Categories of personal data we process
Business reasons we process personal data
Personal data we share with third parties
Personal data we use or sell for targeted advertising
Your rights regarding your personal data
How to exercise your consumer rights
- How to make a request
- How we respond to your request
- How to appeal a decision on your consumer rights request
Changes to this notice
How to contact us
Categories of personal data we process
We process the data categories below that are linked or could reasonably be linked to an identified or identifiable natural person (personal data):
Category | Examples |
Personal data | Unique identifiers such as name, alias, postal address, Internet Protocol (IP) address, email address, Social Security number, telephone number, or other such identifiers |
Sensitive data | Personal data revealing racial or ethnic origin, religious beliefs, mental or physical health diagnosis, sexual orientation, or citizenship or immigration status, genetic or biometric data |
Personal data does not include:
- Publicly available information
- De-identified consumer information
- Information excluded from the VCDPA's scope, such as:
- Health Insurance Portability and Accountability Act of 1996 (HIPAA) protected health information
- Data processed or kept when a person applies to, is employed by, or is acting as an agent or independent contractor of a controller, processor, or third party, to the extent the data is collected and used in the context of that role, including emergency contact information and information needed for benefit administration
- Personal information covered by certain privacy laws including the Fair Credit Reporting Act (FCRA) and the Driver's Privacy Protection Act of 1994
- Information and data excluded by the VCDPA scope exception for entities including, but not limited to:
- Body, authority, board, bureau, commission, district, or agency of the Commonwealth or any political subdivision of the Commonwealth
- HIPAA-covered entities and their business associates
- Non-profit organizations
- Financial institutions or data subject to Title V of the federal Gramm-Leach-Bliley Act (GLBA)
Business reasons we process personal data
We process consumer personal data for one or more of these business reasons (not a complete list):
Business reason | Examples |
Support our everyday operations, including to meet risk, legal, and compliance requirements |
|
Manage, improve, and develop our business |
|
Provide information to consumers |
|
Personal data we share with third parties
“Third party” means a natural or legal person, public authority, agency, or body other than the consumer, controller, processor, or affiliate (50% or more control) of the processor or the controller.

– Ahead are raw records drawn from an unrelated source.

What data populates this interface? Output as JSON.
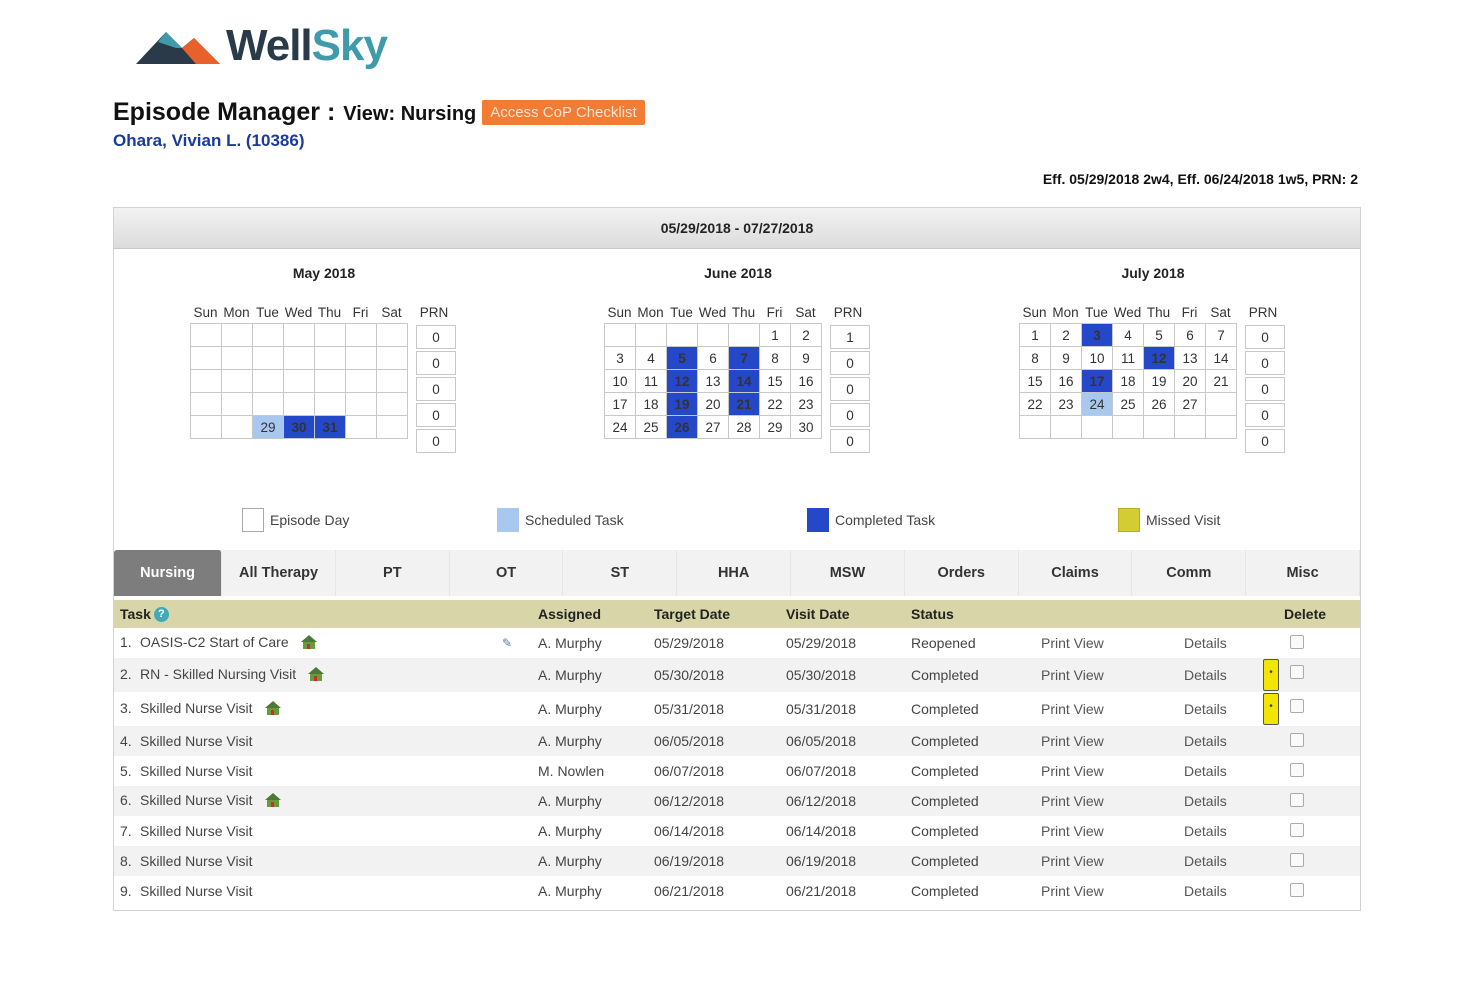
{
  "logo": {
    "word1": "Well",
    "word2": "Sky"
  },
  "header": {
    "title": "Episode Manager :",
    "view": "View: Nursing",
    "cop_button": "Access CoP Checklist",
    "patient": "Ohara, Vivian L. (10386)",
    "frequency": "Eff. 05/29/2018 2w4, Eff. 06/24/2018 1w5, PRN: 2"
  },
  "episode_period": "05/29/2018 - 07/27/2018",
  "day_headers": [
    "Sun",
    "Mon",
    "Tue",
    "Wed",
    "Thu",
    "Fri",
    "Sat"
  ],
  "prn_header": "PRN",
  "months": [
    {
      "title": "May 2018",
      "weeks": [
        [
          "",
          "",
          "",
          "",
          "",
          "",
          ""
        ],
        [
          "",
          "",
          "",
          "",
          "",
          "",
          ""
        ],
        [
          "",
          "",
          "",
          "",
          "",
          "",
          ""
        ],
        [
          "",
          "",
          "",
          "",
          "",
          "",
          ""
        ],
        [
          "",
          "",
          "29",
          "30",
          "31",
          "",
          ""
        ]
      ],
      "scheduled": [
        "29"
      ],
      "completed": [
        "30",
        "31"
      ],
      "prn": [
        "0",
        "0",
        "0",
        "0",
        "0"
      ]
    },
    {
      "title": "June 2018",
      "weeks": [
        [
          "",
          "",
          "",
          "",
          "",
          "1",
          "2"
        ],
        [
          "3",
          "4",
          "5",
          "6",
          "7",
          "8",
          "9"
        ],
        [
          "10",
          "11",
          "12",
          "13",
          "14",
          "15",
          "16"
        ],
        [
          "17",
          "18",
          "19",
          "20",
          "21",
          "22",
          "23"
        ],
        [
          "24",
          "25",
          "26",
          "27",
          "28",
          "29",
          "30"
        ]
      ],
      "scheduled": [],
      "completed": [
        "5",
        "7",
        "12",
        "14",
        "19",
        "21",
        "26"
      ],
      "prn": [
        "1",
        "0",
        "0",
        "0",
        "0"
      ]
    },
    {
      "title": "July 2018",
      "weeks": [
        [
          "1",
          "2",
          "3",
          "4",
          "5",
          "6",
          "7"
        ],
        [
          "8",
          "9",
          "10",
          "11",
          "12",
          "13",
          "14"
        ],
        [
          "15",
          "16",
          "17",
          "18",
          "19",
          "20",
          "21"
        ],
        [
          "22",
          "23",
          "24",
          "25",
          "26",
          "27",
          ""
        ],
        [
          "",
          "",
          "",
          "",
          "",
          "",
          ""
        ]
      ],
      "scheduled": [
        "24"
      ],
      "completed": [
        "3",
        "12",
        "17"
      ],
      "prn": [
        "0",
        "0",
        "0",
        "0",
        "0"
      ]
    }
  ],
  "legend": [
    {
      "label": "Episode Day",
      "color": "#ffffff"
    },
    {
      "label": "Scheduled Task",
      "color": "#a9c8ef"
    },
    {
      "label": "Completed Task",
      "color": "#2548c8"
    },
    {
      "label": "Missed Visit",
      "color": "#d4cc33"
    }
  ],
  "tabs": [
    "Nursing",
    "All Therapy",
    "PT",
    "OT",
    "ST",
    "HHA",
    "MSW",
    "Orders",
    "Claims",
    "Comm",
    "Misc"
  ],
  "table": {
    "headers": {
      "task": "Task",
      "assigned": "Assigned",
      "target": "Target Date",
      "visit": "Visit Date",
      "status": "Status",
      "delete": "Delete"
    },
    "rows": [
      {
        "num": "1.",
        "task": "OASIS-C2 Start of Care",
        "house": true,
        "edit": true,
        "assigned": "A. Murphy",
        "target": "05/29/2018",
        "visit": "05/29/2018",
        "status": "Reopened",
        "print": "Print View",
        "details": "Details",
        "note": false
      },
      {
        "num": "2.",
        "task": "RN - Skilled Nursing Visit",
        "house": true,
        "edit": false,
        "assigned": "A. Murphy",
        "target": "05/30/2018",
        "visit": "05/30/2018",
        "status": "Completed",
        "print": "Print View",
        "details": "Details",
        "note": true
      },
      {
        "num": "3.",
        "task": "Skilled Nurse Visit",
        "house": true,
        "edit": false,
        "assigned": "A. Murphy",
        "target": "05/31/2018",
        "visit": "05/31/2018",
        "status": "Completed",
        "print": "Print View",
        "details": "Details",
        "note": true
      },
      {
        "num": "4.",
        "task": "Skilled Nurse Visit",
        "house": false,
        "edit": false,
        "assigned": "A. Murphy",
        "target": "06/05/2018",
        "visit": "06/05/2018",
        "status": "Completed",
        "print": "Print View",
        "details": "Details",
        "note": false
      },
      {
        "num": "5.",
        "task": "Skilled Nurse Visit",
        "house": false,
        "edit": false,
        "assigned": "M. Nowlen",
        "target": "06/07/2018",
        "visit": "06/07/2018",
        "status": "Completed",
        "print": "Print View",
        "details": "Details",
        "note": false
      },
      {
        "num": "6.",
        "task": "Skilled Nurse Visit",
        "house": true,
        "edit": false,
        "assigned": "A. Murphy",
        "target": "06/12/2018",
        "visit": "06/12/2018",
        "status": "Completed",
        "print": "Print View",
        "details": "Details",
        "note": false
      },
      {
        "num": "7.",
        "task": "Skilled Nurse Visit",
        "house": false,
        "edit": false,
        "assigned": "A. Murphy",
        "target": "06/14/2018",
        "visit": "06/14/2018",
        "status": "Completed",
        "print": "Print View",
        "details": "Details",
        "note": false
      },
      {
        "num": "8.",
        "task": "Skilled Nurse Visit",
        "house": false,
        "edit": false,
        "assigned": "A. Murphy",
        "target": "06/19/2018",
        "visit": "06/19/2018",
        "status": "Completed",
        "print": "Print View",
        "details": "Details",
        "note": false
      },
      {
        "num": "9.",
        "task": "Skilled Nurse Visit",
        "house": false,
        "edit": false,
        "assigned": "A. Murphy",
        "target": "06/21/2018",
        "visit": "06/21/2018",
        "status": "Completed",
        "print": "Print View",
        "details": "Details",
        "note": false
      }
    ]
  }
}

We do not disclose consumer personal data to third parties. When we disclose personal data for a business purpose, we enter into a contract that describes the business purpose. The contract requires the receiver to keep that personal information confidential and not use it for any purpose except to perform the contract.

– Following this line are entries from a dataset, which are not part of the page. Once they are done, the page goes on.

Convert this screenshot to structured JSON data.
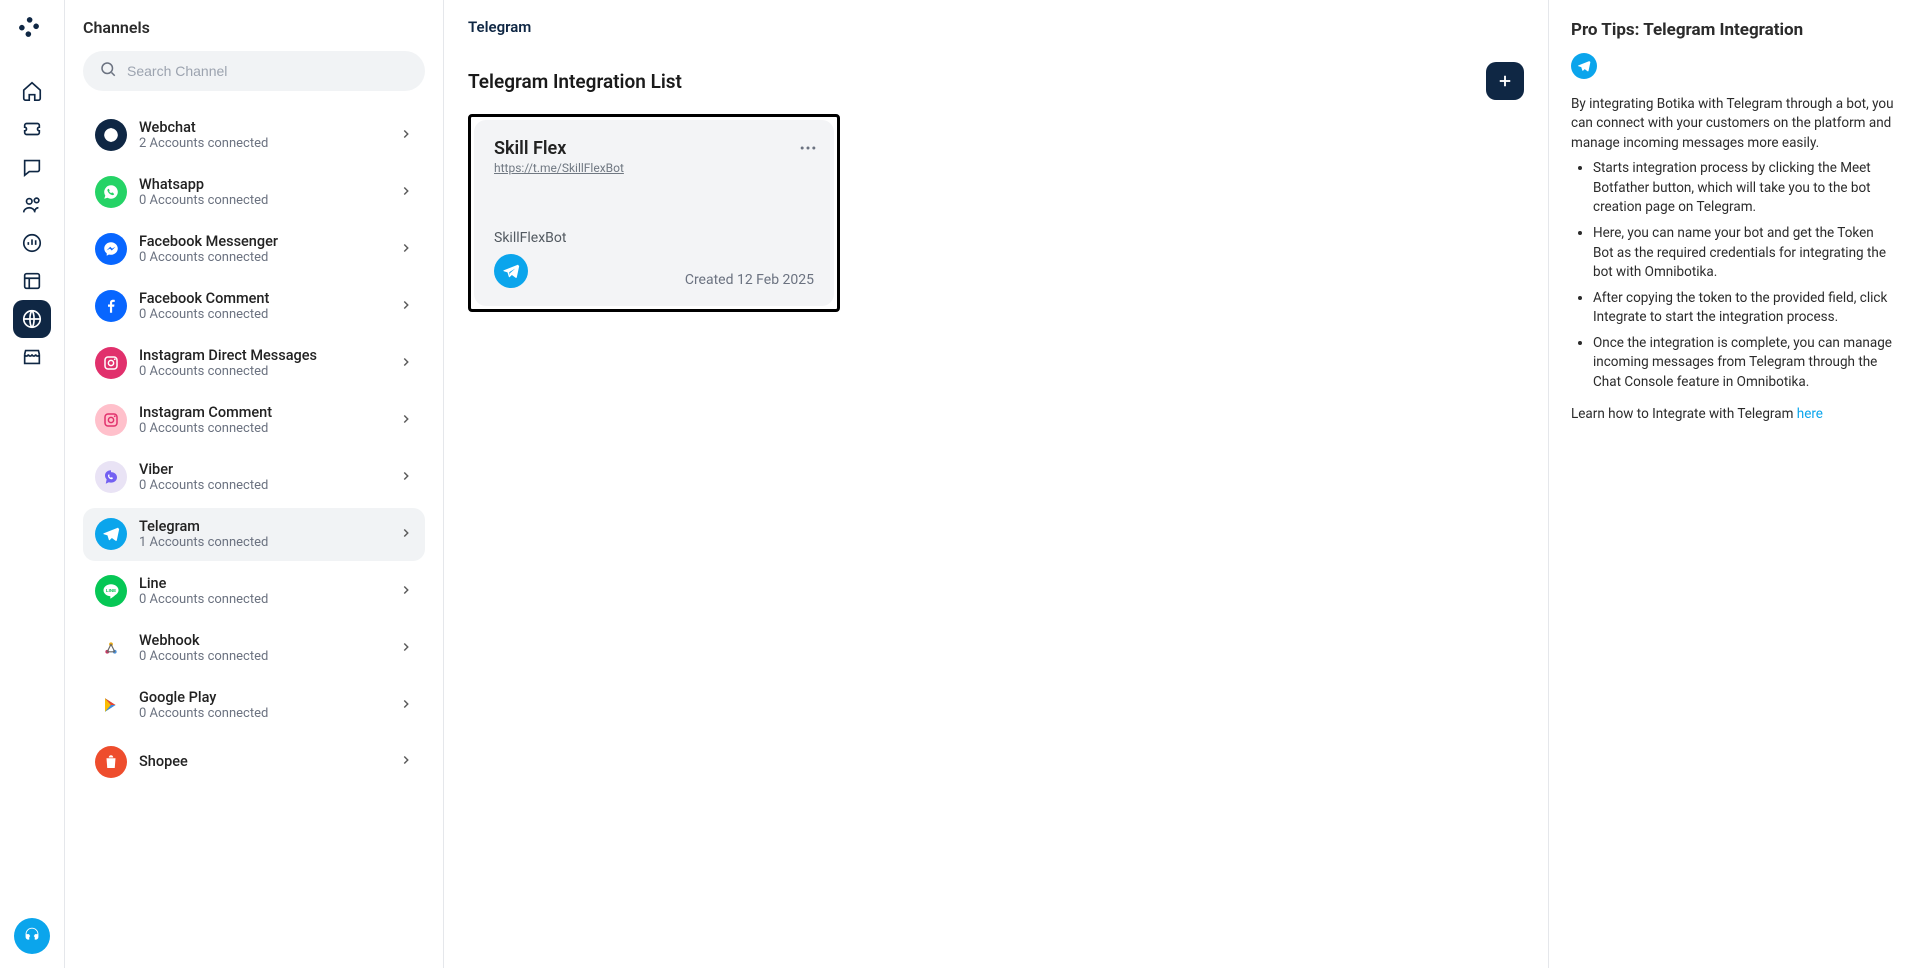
{
  "search": {
    "placeholder": "Search Channel"
  },
  "channels_title": "Channels",
  "channels": [
    {
      "name": "Webchat",
      "sub": "2 Accounts connected",
      "color": "#0f2744",
      "icon": "globe",
      "selected": false
    },
    {
      "name": "Whatsapp",
      "sub": "0 Accounts connected",
      "color": "#25D366",
      "icon": "whatsapp",
      "selected": false
    },
    {
      "name": "Facebook Messenger",
      "sub": "0 Accounts connected",
      "color": "#0866FF",
      "icon": "messenger",
      "selected": false
    },
    {
      "name": "Facebook Comment",
      "sub": "0 Accounts connected",
      "color": "#0866FF",
      "icon": "facebook",
      "selected": false
    },
    {
      "name": "Instagram Direct Messages",
      "sub": "0 Accounts connected",
      "color": "#E1306C",
      "icon": "instagram",
      "selected": false
    },
    {
      "name": "Instagram Comment",
      "sub": "0 Accounts connected",
      "color": "#FFC0CB",
      "icon": "instagram",
      "light": true,
      "selected": false
    },
    {
      "name": "Viber",
      "sub": "0 Accounts connected",
      "color": "#E9E3F5",
      "icon": "viber",
      "light": true,
      "selected": false
    },
    {
      "name": "Telegram",
      "sub": "1 Accounts connected",
      "color": "#0BA5EC",
      "icon": "telegram",
      "selected": true
    },
    {
      "name": "Line",
      "sub": "0 Accounts connected",
      "color": "#06C755",
      "icon": "line",
      "selected": false
    },
    {
      "name": "Webhook",
      "sub": "0 Accounts connected",
      "color": "#ffffff",
      "icon": "webhook",
      "light": true,
      "selected": false
    },
    {
      "name": "Google Play",
      "sub": "0 Accounts connected",
      "color": "#ffffff",
      "icon": "play",
      "light": true,
      "selected": false
    },
    {
      "name": "Shopee",
      "sub": "",
      "color": "#EE4D2D",
      "icon": "shopee",
      "selected": false
    }
  ],
  "nav_items": [
    {
      "name": "home",
      "active": false
    },
    {
      "name": "ticket",
      "active": false
    },
    {
      "name": "chat",
      "active": false
    },
    {
      "name": "contacts",
      "active": false
    },
    {
      "name": "analytics",
      "active": false
    },
    {
      "name": "template",
      "active": false
    },
    {
      "name": "channels",
      "active": true
    },
    {
      "name": "storefront",
      "active": false
    }
  ],
  "breadcrumb": "Telegram",
  "list_title": "Telegram Integration List",
  "card": {
    "title": "Skill Flex",
    "link": "https://t.me/SkillFlexBot",
    "bot_name": "SkillFlexBot",
    "created": "Created 12 Feb 2025"
  },
  "tips": {
    "title": "Pro Tips: Telegram Integration",
    "intro": "By integrating Botika with Telegram through a bot, you can connect with your customers on the platform and manage incoming messages more easily.",
    "bullets": [
      "Starts integration process by clicking the Meet Botfather button, which will take you to the bot creation page on Telegram.",
      "Here, you can name your bot and get the Token Bot as the required credentials for integrating the bot with Omnibotika.",
      "After copying the token to the provided field, click Integrate to start the integration process.",
      "Once the integration is complete, you can manage incoming messages from Telegram through the Chat Console feature in Omnibotika."
    ],
    "learn_prefix": "Learn how to Integrate with Telegram ",
    "learn_link_text": "here"
  }
}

Personal data we use or sell for targeted advertising
We do not use or sell personal data for targeted advertising.
Your rights regarding your personal data
The VCDPA gives you these rights regarding your personal data:
Right to | Description |
Confirm | Whether or not a controller is processing your data and to access your personal data |
Correct | Inaccurate personal data, considering the nature of the personal data and the purposes for processing your data |
Delete | Personal data you provide, or we get that is about you |
Data portability | Get a copy of your personal data that you gave the controller in a portable and, to the extent technically feasible, readily usable format that allows you to transmit the data to another controller without obstruction, where processing is automated |
Opt-Out | Processing your personal data for purposes of (i) targeted advertising, (ii) sale of personal data, or (iii) profiling to further decisions that produce legal or similarly significant effects concerning you |
How to exercise your consumer rights
How to make a request
If you are a Virginia consumer and want to exercise your rights, send your request using How to contact us below. To act on your request, we must verify your identity. Give us enough information to identify you, such as your:
- Name
- Email address
- Mailing address
- Business name
- Business email address
- Business address name
- Date of last contact
- Reason you gave Maximus the personal data
Do not give us your Social Security number.
If you are a parent or legal guardian submitting a request for a minor child, please include your relationship to the minor child.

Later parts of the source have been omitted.